On record and in the live setting, Gold Class is comprised of each band member’s distinct element – puzzle pieces that can stand in isolation, but click together so wonderfully. “Mark [Hewitt, drums] is a mind reader,” Evan laughs. “He can play everything. We’re jealous, so we make him play drums. A huge part of getting him to play in this band and a reason we’re thankful he was available is that he is so easy to communicate with him as a musician. You can say something pretty abstract and he’ll go ‘oh yeah,’ and know what you’re talking about. You can get all Captain Beefheart, ‘play like a yellow tree’ sort of thing.” “That’s probably the case with all of us,” Adam says. “There aren’t many musical terms that get thrown about, they’re all pretty abstract ideas. Everyone seems to be on the same page generally, understanding what each other are talking about. We do talk about keeping things pretty minimal. If anything gets too elaborate, or too grandiose, it gets cut down pretty quickly.” “Space is important, making sure everything has its little room to play in,” Evan says. “When it gets too big that’s when we start to strip it back, that’s when the deconstruction happens.”
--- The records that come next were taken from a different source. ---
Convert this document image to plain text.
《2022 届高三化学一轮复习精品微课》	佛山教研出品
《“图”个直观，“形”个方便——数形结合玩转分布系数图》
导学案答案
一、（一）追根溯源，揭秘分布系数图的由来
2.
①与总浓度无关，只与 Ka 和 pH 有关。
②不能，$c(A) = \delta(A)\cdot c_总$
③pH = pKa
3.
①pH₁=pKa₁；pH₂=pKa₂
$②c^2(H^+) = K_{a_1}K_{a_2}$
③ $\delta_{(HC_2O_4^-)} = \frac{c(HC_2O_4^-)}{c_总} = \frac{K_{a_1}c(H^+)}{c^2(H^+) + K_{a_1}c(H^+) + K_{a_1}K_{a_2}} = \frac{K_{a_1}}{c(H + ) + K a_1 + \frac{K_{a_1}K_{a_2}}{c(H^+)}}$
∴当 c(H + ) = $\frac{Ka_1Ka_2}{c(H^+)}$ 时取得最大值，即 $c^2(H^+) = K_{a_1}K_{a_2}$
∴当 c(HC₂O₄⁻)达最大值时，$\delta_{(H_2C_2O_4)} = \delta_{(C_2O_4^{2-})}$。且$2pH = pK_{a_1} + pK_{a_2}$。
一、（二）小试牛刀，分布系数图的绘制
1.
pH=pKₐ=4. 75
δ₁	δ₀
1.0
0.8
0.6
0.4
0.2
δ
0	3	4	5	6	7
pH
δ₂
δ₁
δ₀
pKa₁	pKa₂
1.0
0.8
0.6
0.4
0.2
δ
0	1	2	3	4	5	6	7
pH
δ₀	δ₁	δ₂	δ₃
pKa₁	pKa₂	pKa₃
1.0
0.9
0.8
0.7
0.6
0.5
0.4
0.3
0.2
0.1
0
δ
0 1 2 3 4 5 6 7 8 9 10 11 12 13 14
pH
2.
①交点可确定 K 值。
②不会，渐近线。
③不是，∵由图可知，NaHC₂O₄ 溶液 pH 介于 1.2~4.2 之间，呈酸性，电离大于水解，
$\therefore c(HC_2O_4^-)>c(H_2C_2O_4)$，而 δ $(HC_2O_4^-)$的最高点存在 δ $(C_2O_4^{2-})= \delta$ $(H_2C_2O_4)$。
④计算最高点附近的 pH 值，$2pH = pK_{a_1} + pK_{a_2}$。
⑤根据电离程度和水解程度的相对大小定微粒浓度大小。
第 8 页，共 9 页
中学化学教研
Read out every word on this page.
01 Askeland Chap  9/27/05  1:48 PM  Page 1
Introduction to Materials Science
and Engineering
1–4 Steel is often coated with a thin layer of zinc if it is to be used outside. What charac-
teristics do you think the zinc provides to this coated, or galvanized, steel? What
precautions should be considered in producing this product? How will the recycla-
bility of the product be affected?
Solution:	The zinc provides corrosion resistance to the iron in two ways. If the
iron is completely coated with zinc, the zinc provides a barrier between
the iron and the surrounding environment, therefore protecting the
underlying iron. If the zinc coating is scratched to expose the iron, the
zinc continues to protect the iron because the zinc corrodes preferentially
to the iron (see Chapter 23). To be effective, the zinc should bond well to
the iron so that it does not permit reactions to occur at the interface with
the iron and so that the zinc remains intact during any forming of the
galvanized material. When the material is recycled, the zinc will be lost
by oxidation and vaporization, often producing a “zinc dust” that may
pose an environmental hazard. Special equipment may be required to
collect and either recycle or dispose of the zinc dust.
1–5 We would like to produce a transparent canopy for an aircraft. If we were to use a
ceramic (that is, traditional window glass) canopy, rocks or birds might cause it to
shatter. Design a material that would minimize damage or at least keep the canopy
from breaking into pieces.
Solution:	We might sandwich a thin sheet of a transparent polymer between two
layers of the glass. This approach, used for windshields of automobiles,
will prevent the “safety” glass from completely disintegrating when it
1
Gold Class exude strains of post-punk greats, still with distinctly Australian elements of tone. “I think in the past few decades there have been a million Australian bands we have been influenced by.” Adam states. “I don’t think it’s a post-punk thing. It might be Melbourne thing, or a Brisbane thing,” Evan says, touching on Adam’s Queensland roots. “For whatever reason it’s been interpreted as post- punk, by us and people listening to it. There’s not much getting around the fact that it has that feel to it. It’s just a product of watching Bird Blobs, or Dirty Three or The Drones. You listen to that when you’re younger and then turn that into something else when you work with different people.” 


It’s You is out now via Spunk Records.